Extent of liability. The extent of the surety’s liability is determined by the


language of the suretyship contract or bond itself. It cannot be extended by implications
beyond the terms of the contract.

Thus, to determine whether First Lepanto is liable to Chevron under the surety
bond, we need to examine the terms of the contract itself. A reading of the bond shows
that it secures the payment of purchases on credit by Fumitechniks in accordance with
the terms and conditions of the “agreement” it entered into with Chevron. The word
“agreement” has reference to the distributorship agreement, the principal contract and
by implication included the credit agreement in the rider.
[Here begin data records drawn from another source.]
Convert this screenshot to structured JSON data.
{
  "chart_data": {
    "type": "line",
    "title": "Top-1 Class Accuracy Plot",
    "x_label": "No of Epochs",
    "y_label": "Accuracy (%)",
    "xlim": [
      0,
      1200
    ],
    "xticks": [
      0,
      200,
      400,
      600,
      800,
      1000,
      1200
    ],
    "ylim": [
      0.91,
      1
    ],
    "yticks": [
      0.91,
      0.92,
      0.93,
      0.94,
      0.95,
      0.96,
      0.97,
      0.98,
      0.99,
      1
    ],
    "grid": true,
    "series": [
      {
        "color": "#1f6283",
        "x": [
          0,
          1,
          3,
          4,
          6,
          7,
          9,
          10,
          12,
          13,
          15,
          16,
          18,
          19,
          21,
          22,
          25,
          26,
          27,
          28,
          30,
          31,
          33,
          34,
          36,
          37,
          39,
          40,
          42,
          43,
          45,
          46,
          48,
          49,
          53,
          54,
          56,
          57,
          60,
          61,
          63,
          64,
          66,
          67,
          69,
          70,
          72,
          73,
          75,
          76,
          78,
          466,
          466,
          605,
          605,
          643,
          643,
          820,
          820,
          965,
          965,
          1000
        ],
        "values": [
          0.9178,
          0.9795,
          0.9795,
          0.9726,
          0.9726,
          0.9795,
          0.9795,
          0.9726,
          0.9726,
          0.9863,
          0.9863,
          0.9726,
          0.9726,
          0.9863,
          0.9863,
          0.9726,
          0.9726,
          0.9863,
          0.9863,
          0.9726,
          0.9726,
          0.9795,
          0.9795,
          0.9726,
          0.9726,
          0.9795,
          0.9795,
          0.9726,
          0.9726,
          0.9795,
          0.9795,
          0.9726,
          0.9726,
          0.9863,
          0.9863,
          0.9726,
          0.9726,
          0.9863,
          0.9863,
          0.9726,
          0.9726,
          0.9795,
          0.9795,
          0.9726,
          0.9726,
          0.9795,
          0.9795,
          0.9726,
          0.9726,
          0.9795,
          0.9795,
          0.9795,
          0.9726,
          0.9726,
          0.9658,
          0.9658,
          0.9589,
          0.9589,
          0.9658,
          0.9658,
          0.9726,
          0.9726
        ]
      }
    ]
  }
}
But in this case, Chevron has executed written agreements only with its direct
customers but not to distributors like Fumitechniks and it also never relayed the terms
and conditions of its distributorship agreement to First Lepanto after the delivery of the
bond.

First Lepanto is not liable as surety. The law is clear that a surety contract
should be read and interpreted together with the contract entered into between the
creditor and the principal (Sec. 176). A surety contract is merely a collateral one, its
basis is the principal contract or undertaking which it secures. Necessarily, the
stipulations in such principal agreement must at least be communicated or made known
to the surety.

The bond in this case specifically makes reference to a WRITTEN


AGREEMENT. Having accepted the bond, the creditor is bound by the recital in the
surety bond that the terms and conditions of its distributorship contract be reduced in
writing or at the very least communicated in writing to the surety. Such non-compliance
by the creditor impacts not on the validity or legality of the surety contract but on the
creditor’s right to demand performance.

Petition for review partly granted. CA decision reversed and set aside. RTC
decision dismissing Chevron’s complaint is reinstated.